GOOD AS GOLD: Gold offers perhaps the best form of catastrophe insurance short of a bunker full of tinned food and guns, as it is widely negotiable and reasonably easy to smuggle out of a country in case of emergency. At a time when societal collapse is easier to imagine, it makes sense that more people would want a fallback. Again, though, the probabilities remain tiny, and at best this accounts for only a small portion of the price rise.
GOLD RUSH: Sharp asset-price rises generate their own momentum, and gold had begun to attract lots of private-investor buying via exchange-traded funds. At least some of the recent jump—and Tuesday’s big fall—are probably driven by excessive short-term optimism leading to overdone moves that partially corrected.

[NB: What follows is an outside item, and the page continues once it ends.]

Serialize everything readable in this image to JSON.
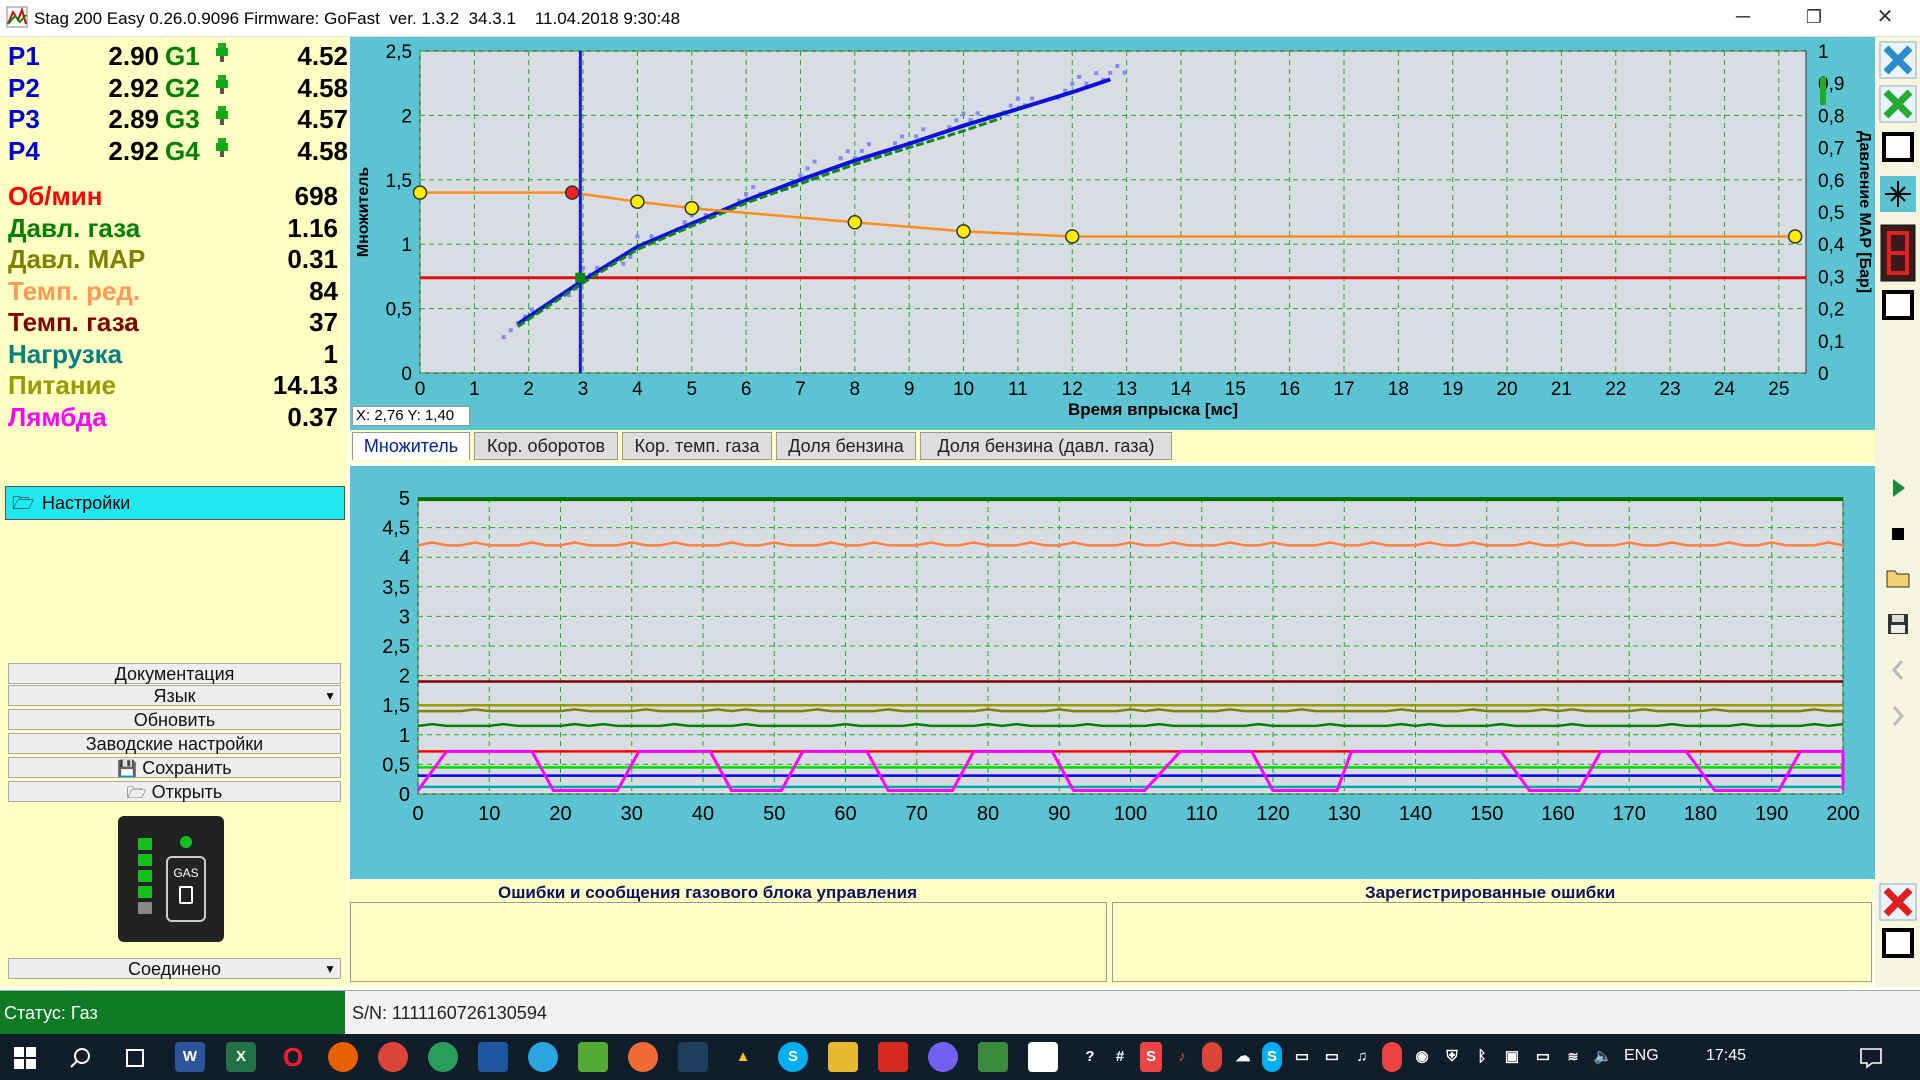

Put all these factors together and gold really needs more trouble to prosper. Negative real interest rates on TIPS are already the lowest ever, and need either much higher inflation or the prospect of negative rates from the Fed to drop a lot more. If economic recovery continues, expect gold to suffer: There will be less need for insurance, fewer worries about the dollar’s reserve status and lower prospects of more Fed action. Of course, if the Fed lets inflation rip gold might ultimately rise a lot more—but for now, at least, investors see little chance of this.